Show that if A, B, and C are the angles of an acute triangle, then tan A + tan B + tan C = tan A tan B tan C.
I tried drawing perpendiculars and stuff but it doesn't seem to work?
For me, the trig identities don't seem to plug in as well.
Help is appreciated, thanks.
Thanks a ton!
C = 180-(A+B), so
tan C = -tan(A+B) = (tanA+tanB)/(tanAtanB-1)
tanA+tanB+tanC
= tanA+tanB + (tanA+tanB)/(tanAtanB-1)
= (tanA+tanB)(1 + 1/(tanAtanB-1))
= (tanA+tanB)(tanAtanB)/(tanAtanB-1)
= (tanAtanB)(tanA+tanB)/(tanAtanB-1)
= tanAtanBtanC
To prove the given statement, we will make use of the basic trigonometric identity:
tan(A + B) = (tan A + tan B) / (1 - tan A tan B).
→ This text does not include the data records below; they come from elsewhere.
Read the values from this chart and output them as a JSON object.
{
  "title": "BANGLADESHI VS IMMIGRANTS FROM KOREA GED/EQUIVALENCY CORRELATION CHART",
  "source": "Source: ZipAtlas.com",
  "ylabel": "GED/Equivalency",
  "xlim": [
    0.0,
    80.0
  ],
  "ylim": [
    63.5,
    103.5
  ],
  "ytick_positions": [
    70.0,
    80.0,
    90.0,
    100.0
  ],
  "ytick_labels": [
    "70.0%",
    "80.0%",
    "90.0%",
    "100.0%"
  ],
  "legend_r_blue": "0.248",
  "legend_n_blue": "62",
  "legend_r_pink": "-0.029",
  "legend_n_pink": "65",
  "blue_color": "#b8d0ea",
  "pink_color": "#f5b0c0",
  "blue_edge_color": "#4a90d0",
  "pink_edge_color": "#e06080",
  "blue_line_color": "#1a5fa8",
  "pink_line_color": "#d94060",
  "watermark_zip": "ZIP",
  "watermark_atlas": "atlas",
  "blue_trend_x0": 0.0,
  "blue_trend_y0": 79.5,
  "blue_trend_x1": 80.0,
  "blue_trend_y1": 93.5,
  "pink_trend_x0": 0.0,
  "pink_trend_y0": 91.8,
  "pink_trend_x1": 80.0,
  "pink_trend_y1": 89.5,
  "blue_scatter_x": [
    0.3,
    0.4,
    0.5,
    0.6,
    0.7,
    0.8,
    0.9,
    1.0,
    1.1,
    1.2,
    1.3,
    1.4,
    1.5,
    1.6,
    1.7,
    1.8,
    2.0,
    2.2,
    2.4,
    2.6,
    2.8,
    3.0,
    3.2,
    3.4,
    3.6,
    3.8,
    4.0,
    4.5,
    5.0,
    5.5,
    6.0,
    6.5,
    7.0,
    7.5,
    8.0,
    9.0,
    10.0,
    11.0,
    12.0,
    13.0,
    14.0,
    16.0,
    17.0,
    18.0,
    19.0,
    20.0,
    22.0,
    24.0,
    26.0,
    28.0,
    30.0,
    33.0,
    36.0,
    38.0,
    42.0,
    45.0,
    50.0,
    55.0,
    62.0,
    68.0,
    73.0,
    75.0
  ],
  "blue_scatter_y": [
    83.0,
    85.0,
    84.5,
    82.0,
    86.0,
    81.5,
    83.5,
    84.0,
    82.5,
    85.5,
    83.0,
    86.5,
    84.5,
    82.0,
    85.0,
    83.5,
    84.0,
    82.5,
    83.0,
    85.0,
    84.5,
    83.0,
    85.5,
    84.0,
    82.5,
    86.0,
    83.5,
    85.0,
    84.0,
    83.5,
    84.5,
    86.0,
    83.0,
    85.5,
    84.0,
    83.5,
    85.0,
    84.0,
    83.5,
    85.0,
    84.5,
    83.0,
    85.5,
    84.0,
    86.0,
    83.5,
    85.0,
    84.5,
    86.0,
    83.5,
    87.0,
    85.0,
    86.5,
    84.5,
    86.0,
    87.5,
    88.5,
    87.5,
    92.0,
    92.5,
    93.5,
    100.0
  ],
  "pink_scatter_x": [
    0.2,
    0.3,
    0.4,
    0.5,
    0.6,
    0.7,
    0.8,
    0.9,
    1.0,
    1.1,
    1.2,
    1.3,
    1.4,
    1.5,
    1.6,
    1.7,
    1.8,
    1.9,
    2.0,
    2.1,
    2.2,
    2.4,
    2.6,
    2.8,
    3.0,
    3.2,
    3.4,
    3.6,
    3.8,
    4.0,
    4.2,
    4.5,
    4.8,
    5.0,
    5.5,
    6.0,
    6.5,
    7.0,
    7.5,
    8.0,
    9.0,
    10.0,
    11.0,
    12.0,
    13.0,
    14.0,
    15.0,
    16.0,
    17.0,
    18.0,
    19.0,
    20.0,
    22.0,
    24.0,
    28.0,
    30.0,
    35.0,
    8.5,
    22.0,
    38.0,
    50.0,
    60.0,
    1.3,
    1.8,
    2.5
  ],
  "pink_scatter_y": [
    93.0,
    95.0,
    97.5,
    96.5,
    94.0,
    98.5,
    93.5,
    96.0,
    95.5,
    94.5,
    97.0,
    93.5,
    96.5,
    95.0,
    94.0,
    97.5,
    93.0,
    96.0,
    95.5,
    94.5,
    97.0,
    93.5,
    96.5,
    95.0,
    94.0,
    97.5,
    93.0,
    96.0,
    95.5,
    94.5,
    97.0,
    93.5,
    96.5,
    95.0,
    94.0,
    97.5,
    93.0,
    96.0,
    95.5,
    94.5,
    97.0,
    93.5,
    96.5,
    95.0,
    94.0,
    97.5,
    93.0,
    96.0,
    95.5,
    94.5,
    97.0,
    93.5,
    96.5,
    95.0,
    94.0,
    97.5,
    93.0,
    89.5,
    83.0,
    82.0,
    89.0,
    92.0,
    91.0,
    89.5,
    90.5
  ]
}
First, let's write the expression we want to prove:
tan A + tan B + tan C = tan A tan B tan C.
We know that the angles A, B, and C are the angles of an acute triangle, which means that they are all less than 90 degrees. Furthermore, we also know that the sum of the angles in a triangle is 180 degrees:
A + B + C = 180.
Now, consider the sum of two angles A and (B + C):
A + (B + C) = 180.
We can rewrite this equation as:
A = 180 - (B + C).
Let's substitute this expression for A into our original equation:
tan(180 - (B + C)) + tan B + tan C = tan(180 - (B + C)) tan B tan C.
Next, we will use the trigonometric identity mentioned earlier:
tan(180 - (B + C)) = (tan 180 - tan (B + C)) / (1 + tan 180 tan (B + C)).
Since tan 180 = 0, we can simplify the above expression:
tan(180 - (B + C)) = - tan (B + C).
Substituting this back into our equation:
- tan (B + C) + tan B + tan C = - tan (B + C) tan B tan C.
Multiplying both sides of the equation by -1 yields:
tan (B + C) - tan B - tan C = tan (B + C) tan B tan C.
Now, let's rearrange this equation:
tan (B + C) + (-tan B - tan C) = tan (B + C) tan B tan C.
Using the fact that tan (-x) = -tan x:
tan (B + C) - tan(-B) - tan(-C) = tan (B + C) tan B tan C.
Finally, applying the trigonometric identity again:
(tan (B + C) - tan(-B))(1 - tan(-C)tan(B + C)) = tan (B + C) tan B tan C.
Simplifying the expression:
tan (B + C) - tan B (1 + tan B tan C) = tan (B + C) tan B tan C.
Further simplifying:
tan (B + C) - tan B - tan B tan C = tan (B + C) tan B tan C.
Now, we can cancel out tan (B + C) from both sides:
- tan B - tan B tan C = - tan B tan C.
Finally, dividing both sides by -1:
tan B + tan B tan C = tan B tan C.
This proves that if A, B, and C are the angles of an acute triangle, then tan A + tan B + tan C = tan A tan B tan C.